As a small biz do you know what will happen to me if client knew that I was walking around with a DB backup including clients' CC (of course it’s a figure of speech)
This comment is right on. These are the same Bozos that charges Fortune 500 companies a million dollars to tell them how to protect this very information.
I smell a class action law suit. Imagine the workload this is going to create for credit card companies.
The proper way to do this is to either delete the personal information or munge it before handing it over to auditors. If the auditors need personal info, it's provided on a case by case basis - not on a wholesale basis.
That's what's properly and normally done, and what hotels.com didn't do. The auditor screwed up, but it's hotel.com's fault for not being diligent. IMO of course :).
They go on to explain the Payment Card Instustry Data Security Standards and how small merchants MUST COMPLY!
They state in their communication:
"If cardholder data for which you are responsible for is compromised, you may be subject to the following liabilities and fines associated with EACH instance of non-compliance:
* Potential fines of up to $500,000 (in the discrection of V and MC)
* All fraud losses incurred from the use of the compromised account numbers from the date of compromise going forward.
* The cost of re-issuing all cards associated with the compromise
* The cost of any additional fraud prevention
/detection activities required by the card associations (i.e. a forensic audit) or costs incurred by credit card issuers associated with the compromise (i.e. additional monitoring of system for fraud activity)."
Does anyone think HOTELS.COM / Ernst & Young will be held to the same standard that the little guy is threatened with? Now let's see, what's $500,000 * 243,000?
they'd gladly pay 5X that amount if they could just undo this.

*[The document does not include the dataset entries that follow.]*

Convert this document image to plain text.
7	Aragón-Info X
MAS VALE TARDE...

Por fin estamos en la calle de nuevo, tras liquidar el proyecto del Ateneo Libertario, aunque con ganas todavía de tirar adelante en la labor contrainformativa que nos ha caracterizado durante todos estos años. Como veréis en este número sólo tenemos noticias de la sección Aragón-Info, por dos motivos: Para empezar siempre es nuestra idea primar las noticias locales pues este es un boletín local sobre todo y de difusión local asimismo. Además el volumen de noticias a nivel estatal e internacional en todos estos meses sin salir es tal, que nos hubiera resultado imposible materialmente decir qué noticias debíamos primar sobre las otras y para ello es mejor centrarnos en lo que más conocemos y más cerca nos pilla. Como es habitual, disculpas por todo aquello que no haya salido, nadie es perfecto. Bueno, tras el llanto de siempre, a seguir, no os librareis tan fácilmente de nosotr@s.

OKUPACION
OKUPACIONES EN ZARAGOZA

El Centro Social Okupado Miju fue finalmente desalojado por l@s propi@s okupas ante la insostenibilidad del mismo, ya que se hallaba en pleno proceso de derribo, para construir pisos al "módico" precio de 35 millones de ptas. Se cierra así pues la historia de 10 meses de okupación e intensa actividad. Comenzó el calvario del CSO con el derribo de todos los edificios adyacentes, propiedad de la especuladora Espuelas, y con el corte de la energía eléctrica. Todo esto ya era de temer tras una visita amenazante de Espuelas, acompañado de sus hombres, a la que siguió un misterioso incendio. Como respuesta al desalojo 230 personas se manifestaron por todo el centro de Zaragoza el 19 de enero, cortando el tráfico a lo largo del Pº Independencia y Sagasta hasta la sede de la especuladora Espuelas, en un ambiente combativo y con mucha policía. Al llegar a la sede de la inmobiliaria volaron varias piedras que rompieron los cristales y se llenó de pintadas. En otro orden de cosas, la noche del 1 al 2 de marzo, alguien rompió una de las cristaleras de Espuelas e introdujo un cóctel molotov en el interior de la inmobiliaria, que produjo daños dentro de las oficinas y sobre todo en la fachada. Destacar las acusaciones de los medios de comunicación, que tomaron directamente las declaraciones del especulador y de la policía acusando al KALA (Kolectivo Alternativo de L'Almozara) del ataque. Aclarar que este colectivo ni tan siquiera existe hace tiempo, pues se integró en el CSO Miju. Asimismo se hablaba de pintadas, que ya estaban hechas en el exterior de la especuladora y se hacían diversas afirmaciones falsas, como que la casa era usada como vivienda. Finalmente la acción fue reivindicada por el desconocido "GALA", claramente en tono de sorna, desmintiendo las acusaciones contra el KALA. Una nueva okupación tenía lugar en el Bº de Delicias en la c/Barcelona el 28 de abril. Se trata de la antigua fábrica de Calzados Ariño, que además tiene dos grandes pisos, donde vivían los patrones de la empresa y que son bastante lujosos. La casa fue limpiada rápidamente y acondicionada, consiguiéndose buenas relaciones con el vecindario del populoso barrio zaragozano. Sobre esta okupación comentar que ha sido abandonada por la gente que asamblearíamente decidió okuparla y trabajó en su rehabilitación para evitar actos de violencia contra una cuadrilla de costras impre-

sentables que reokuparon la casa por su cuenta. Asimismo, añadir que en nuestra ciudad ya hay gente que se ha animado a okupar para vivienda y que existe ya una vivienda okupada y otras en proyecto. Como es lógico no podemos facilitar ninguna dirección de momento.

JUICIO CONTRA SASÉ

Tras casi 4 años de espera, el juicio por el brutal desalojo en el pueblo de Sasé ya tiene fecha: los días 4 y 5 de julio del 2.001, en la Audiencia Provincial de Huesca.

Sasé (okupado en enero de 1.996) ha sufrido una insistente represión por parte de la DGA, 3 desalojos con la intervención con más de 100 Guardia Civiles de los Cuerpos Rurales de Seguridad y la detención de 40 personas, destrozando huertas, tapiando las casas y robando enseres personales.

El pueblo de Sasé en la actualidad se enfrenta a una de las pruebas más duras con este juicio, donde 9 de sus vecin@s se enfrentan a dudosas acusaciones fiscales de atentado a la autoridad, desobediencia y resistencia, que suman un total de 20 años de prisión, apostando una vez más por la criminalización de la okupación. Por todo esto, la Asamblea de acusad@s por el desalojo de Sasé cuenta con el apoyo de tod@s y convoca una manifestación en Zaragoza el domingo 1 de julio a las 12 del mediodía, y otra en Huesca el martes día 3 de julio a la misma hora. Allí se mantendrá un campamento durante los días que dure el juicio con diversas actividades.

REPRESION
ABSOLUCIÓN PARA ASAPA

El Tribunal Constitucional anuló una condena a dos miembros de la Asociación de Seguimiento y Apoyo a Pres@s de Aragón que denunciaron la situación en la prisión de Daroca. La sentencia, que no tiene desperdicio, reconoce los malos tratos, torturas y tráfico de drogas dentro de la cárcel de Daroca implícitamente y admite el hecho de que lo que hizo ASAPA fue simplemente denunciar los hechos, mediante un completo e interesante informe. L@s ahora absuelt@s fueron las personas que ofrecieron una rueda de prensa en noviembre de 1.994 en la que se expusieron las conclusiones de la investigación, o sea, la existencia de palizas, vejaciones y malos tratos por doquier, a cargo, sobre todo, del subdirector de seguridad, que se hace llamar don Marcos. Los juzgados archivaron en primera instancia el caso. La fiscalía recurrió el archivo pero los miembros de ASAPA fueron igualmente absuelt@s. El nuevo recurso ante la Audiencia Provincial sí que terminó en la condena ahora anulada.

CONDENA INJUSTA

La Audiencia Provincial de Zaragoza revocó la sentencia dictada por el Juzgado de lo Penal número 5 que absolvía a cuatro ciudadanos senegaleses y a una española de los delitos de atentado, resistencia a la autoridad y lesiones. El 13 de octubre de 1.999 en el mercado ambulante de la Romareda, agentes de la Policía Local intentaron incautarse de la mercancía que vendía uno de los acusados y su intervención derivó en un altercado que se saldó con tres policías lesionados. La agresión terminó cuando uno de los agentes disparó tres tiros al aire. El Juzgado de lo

This is much more serious as it has gotten lots of press and now Hotels.com will defintely lose a lot of the existing customers (whose cards will have to be replaced and they will have to worry about identity theft). New customers will also think hard now since now there is an added issue of trust, and they are plenty of alternatives to hotels.com. It's risky out there. Is encryption easy to do on laptops?
If your firm handles 100 such accounts you have 0.995% - less than 1%...
With 10,000 accounts the probability of messing up is 63.21%
If you have 100,000 accounts the probability is... 99.995%.
Considering the size of Ernst & Young - is it surprising that they make the odd mistake?
For those who will carefully check my figures (I know you're out there) I calculated it the chance of not screwing up in any account, i.e. 99.99%^(accounts)=chance of not screwing up -> 100-99.99%^(accounts)=chance of screwing up
This theft occurred in 2006 February.
...Ernst & Young only recently was able to determine what was on the computer's hard drive.
What, the thieves got away with the employee's voice, too?
No kidding. They probably spent as much time as they could trying to find the laptop, then as much time as they could stalling some more. "Uhhh, it's taking a little extra time to complete the audit."